In the ambulance, these lessons reinforce what hospitals have learned about reducing medical errors by standardizing medications, automating orders, and building in systemic checks. A 1998 study in the Journal of the American Medical Association showed that when physicians enter medication orders into computers (instead of writing or speaking the orders to a nurse), hospital med errors fall by 17 percent. Redundancy also helps. If a drug must be ordered by a doctor, dispensed by a pharmacy, and administered by a nurse before a patient gets it, then each provides a check against providing the wrong drug or the wrong dose.
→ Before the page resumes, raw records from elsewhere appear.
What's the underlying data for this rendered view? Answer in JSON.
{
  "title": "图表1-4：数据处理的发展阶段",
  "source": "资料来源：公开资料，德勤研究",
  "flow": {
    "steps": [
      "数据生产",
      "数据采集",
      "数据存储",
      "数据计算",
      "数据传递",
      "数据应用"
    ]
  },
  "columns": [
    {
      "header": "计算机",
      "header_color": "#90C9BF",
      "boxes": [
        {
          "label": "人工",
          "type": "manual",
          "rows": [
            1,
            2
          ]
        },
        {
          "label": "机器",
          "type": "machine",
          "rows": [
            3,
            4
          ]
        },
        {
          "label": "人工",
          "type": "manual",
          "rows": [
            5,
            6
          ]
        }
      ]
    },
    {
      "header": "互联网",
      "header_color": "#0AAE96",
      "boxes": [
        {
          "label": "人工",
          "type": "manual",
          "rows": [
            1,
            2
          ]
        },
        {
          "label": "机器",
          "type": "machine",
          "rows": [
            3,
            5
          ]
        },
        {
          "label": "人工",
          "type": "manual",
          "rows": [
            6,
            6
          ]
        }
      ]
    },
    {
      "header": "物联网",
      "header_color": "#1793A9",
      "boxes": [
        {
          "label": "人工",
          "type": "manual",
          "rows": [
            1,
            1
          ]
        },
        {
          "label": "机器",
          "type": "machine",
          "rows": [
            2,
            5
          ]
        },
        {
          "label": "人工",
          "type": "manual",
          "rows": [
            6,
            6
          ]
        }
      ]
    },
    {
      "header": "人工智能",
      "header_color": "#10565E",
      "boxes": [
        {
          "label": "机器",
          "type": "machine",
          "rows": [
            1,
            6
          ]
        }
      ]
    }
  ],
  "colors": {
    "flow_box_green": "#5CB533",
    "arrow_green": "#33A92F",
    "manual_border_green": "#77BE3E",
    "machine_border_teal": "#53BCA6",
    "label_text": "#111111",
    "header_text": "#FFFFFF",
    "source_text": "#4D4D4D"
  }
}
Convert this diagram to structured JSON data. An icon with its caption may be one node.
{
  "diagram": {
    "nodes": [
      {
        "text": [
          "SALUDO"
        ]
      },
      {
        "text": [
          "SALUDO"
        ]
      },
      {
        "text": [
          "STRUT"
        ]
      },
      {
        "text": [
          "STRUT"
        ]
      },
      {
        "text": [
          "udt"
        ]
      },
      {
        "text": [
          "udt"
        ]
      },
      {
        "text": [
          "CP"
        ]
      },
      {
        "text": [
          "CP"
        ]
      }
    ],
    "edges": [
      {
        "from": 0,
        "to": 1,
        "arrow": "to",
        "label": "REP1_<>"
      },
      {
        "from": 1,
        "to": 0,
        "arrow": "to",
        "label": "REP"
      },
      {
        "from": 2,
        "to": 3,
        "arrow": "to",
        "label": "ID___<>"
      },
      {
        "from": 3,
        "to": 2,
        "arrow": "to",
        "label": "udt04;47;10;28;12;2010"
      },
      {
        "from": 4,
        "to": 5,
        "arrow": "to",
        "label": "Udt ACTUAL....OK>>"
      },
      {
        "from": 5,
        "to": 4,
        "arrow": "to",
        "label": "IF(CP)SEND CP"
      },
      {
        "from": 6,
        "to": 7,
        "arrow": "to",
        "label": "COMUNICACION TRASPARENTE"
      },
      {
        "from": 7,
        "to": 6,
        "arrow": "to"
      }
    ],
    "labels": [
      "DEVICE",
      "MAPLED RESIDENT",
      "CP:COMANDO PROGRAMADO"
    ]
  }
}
Ambulances, of course, don’t have these luxuries. Most do not use computers and are usually staffed by only two people, one of whom has to drive. But it would be fairly simple—and potentially lifesaving—to standardize all the dosages and packaging of the drugs that EMTs and paramedics give out. At the moment, some states maintain master lists of medications that specify which medications ambulances may use. But brand, packaging, and concentration levels often vary. In some communities, ambulances restock as they travel to different hospitals, which means they carry different variations of the same drugs at the same time. Ambulances would be safer for patients if they were all organized in the same way, with cardiac meds on the left and respiratory meds on the right. Syringes could all be prefilled and even color-coded with standard adult and pediatric dosages. 

Sound like a no-brainer? All of this would cost money, and the benefits would be hard to quantify. And some EMTs and paramedics will resist, because they’ll feel that color-coded syringes imply they can’t think independently and well in an emergency. For years, doctors have similarly complained that standardization in the hospital forces them to practice “cookbook medicine.” But boring or demeaning as they may be, these systems work.